While the United Nations Security Council has repeatedly renewed the arms embargo on Libya since 2011, according to reports the two drones were part of a three-unit donation by Turkey to the United Nation-recognised Government of National Accord (GNA) which is fighting to prevent Tripoli from being taken by Haftar’s LNA.
Manufactured by the Israeli drone company Aeronautics, the tactical Orbiter 3 UAV is a compact, light-weight system for use by military and homeland security officials.
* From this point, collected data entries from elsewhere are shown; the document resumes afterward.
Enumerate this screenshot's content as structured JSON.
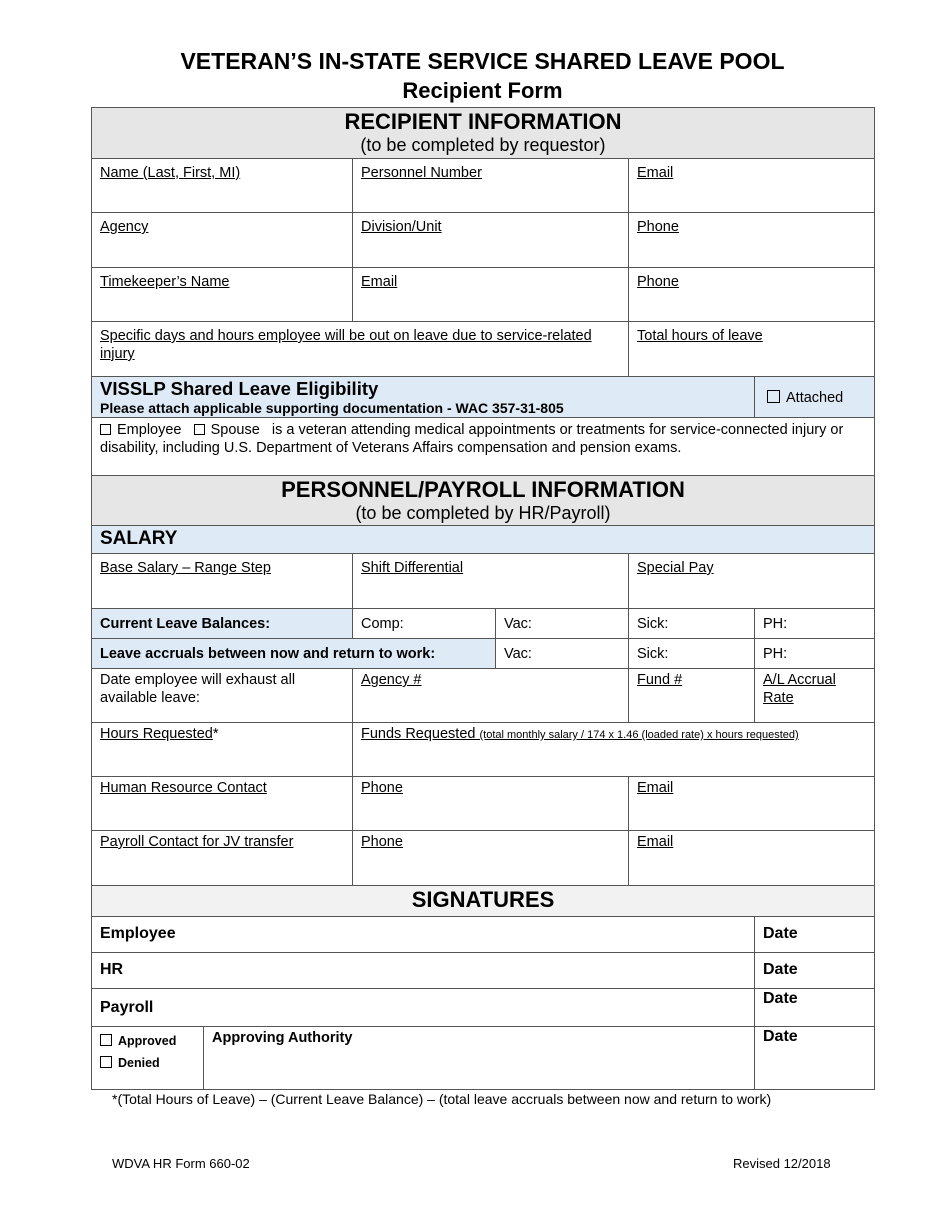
{
  "title": {
    "main": "VETERAN’S IN-STATE SERVICE SHARED LEAVE POOL",
    "sub": "Recipient Form"
  },
  "recipient_section": {
    "heading": "RECIPIENT INFORMATION",
    "subheading": "(to be completed by requestor)",
    "fields": {
      "name": "Name (Last, First, MI)",
      "personnel_number": "Personnel Number",
      "email": "Email",
      "agency": "Agency",
      "division_unit": "Division/Unit",
      "phone": "Phone",
      "timekeeper_name": "Timekeeper’s Name",
      "timekeeper_email": "Email",
      "timekeeper_phone": "Phone",
      "specific_days": "Specific days and hours employee will be out on leave due to service-related injury",
      "total_hours": "Total hours of leave"
    }
  },
  "eligibility": {
    "heading": "VISSLP Shared Leave Eligibility",
    "note": "Please attach applicable supporting documentation - WAC 357-31-805",
    "attached_label": "Attached",
    "employee_label": "Employee",
    "spouse_label": "Spouse",
    "statement": "is a veteran attending medical appointments or treatments for service-connected injury or disability, including U.S. Department of Veterans Affairs compensation and pension exams."
  },
  "payroll_section": {
    "heading": "PERSONNEL/PAYROLL INFORMATION",
    "subheading": "(to be completed by HR/Payroll)",
    "salary_heading": "SALARY",
    "fields": {
      "base_salary": "Base Salary – Range Step",
      "shift_differential": "Shift Differential",
      "special_pay": "Special Pay",
      "current_leave_balances": "Current Leave Balances:",
      "comp": "Comp:",
      "vac": "Vac:",
      "sick": "Sick:",
      "ph": "PH:",
      "leave_accruals": "Leave accruals between now and return to work:",
      "accrual_vac": "Vac:",
      "accrual_sick": "Sick:",
      "accrual_ph": "PH:",
      "exhaust_date": "Date employee will exhaust all available leave:",
      "agency_number": "Agency #",
      "fund_number": "Fund #",
      "al_accrual_rate": "A/L Accrual Rate",
      "hours_requested": "Hours Requested",
      "hours_requested_mark": "*",
      "funds_requested": "Funds Requested",
      "funds_formula": "(total monthly salary / 174 x 1.46 (loaded rate) x hours requested)",
      "hr_contact": "Human Resource Contact",
      "hr_phone": "Phone",
      "hr_email": "Email",
      "payroll_contact": "Payroll Contact for JV transfer",
      "payroll_phone": "Phone",
      "payroll_email": "Email"
    }
  },
  "signatures": {
    "heading": "SIGNATURES",
    "employee": "Employee",
    "hr": "HR",
    "payroll": "Payroll",
    "approved": "Approved",
    "denied": "Denied",
    "approving_authority": "Approving Authority",
    "date": "Date"
  },
  "footnote": "*(Total Hours of Leave) – (Current Leave Balance) – (total leave accruals between now and return to work)",
  "footer": {
    "form_id": "WDVA HR Form 660-02",
    "revised": "Revised 12/2018"
  }
}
It has an operating range of up to 150 km. and can stay up to seven hours in flight on intelligence, surveillance, target acquisition and reconnaissance (ISTAR) missions.
It has both day and night vision channels and also carries a three-sensor electro-optical camera with significant tactical capabilities.
The fully autonomous, highly transportable system can be assembled within a few minutes, is launched using a catapult and lands with the help of a parachute and airbag.
The system is operated by customers all over the world, who sign an agreement not to sell the UAV to a third party.
The Government of National Accord (GNA) Foreign Minister, Mohammed Sayala has requested his French counterpart Jean-Yves Le Drian to urgently explain how the US Javelin missiles sold to France ended up in the hands of warlord Khalifa Haftar in Gharyan.
Sayala’s demand was preceded by a request from Presidential Council (PC) member, Mohammad Amari Zayed to France to withdraw its troops from Libya immediately and halt its alleged support for Khalifa Haftar.
Zayed reiterated his rejection to any attempt to infringe Libya's sovereignty by any country. He said that the French statement on Javelin missiles is contradictory; on one hand, it claims that the aim of sending missiles was to protect a military unit tasked to fight terrorism, and on the other hand, it states that those weapons are unusable.
The PC member questioned if the weapons were sent to Libya to be disposed and destroyed here, saying that Libyans will not allow Haftar to turn Libya into a dump for French weapons, according to him.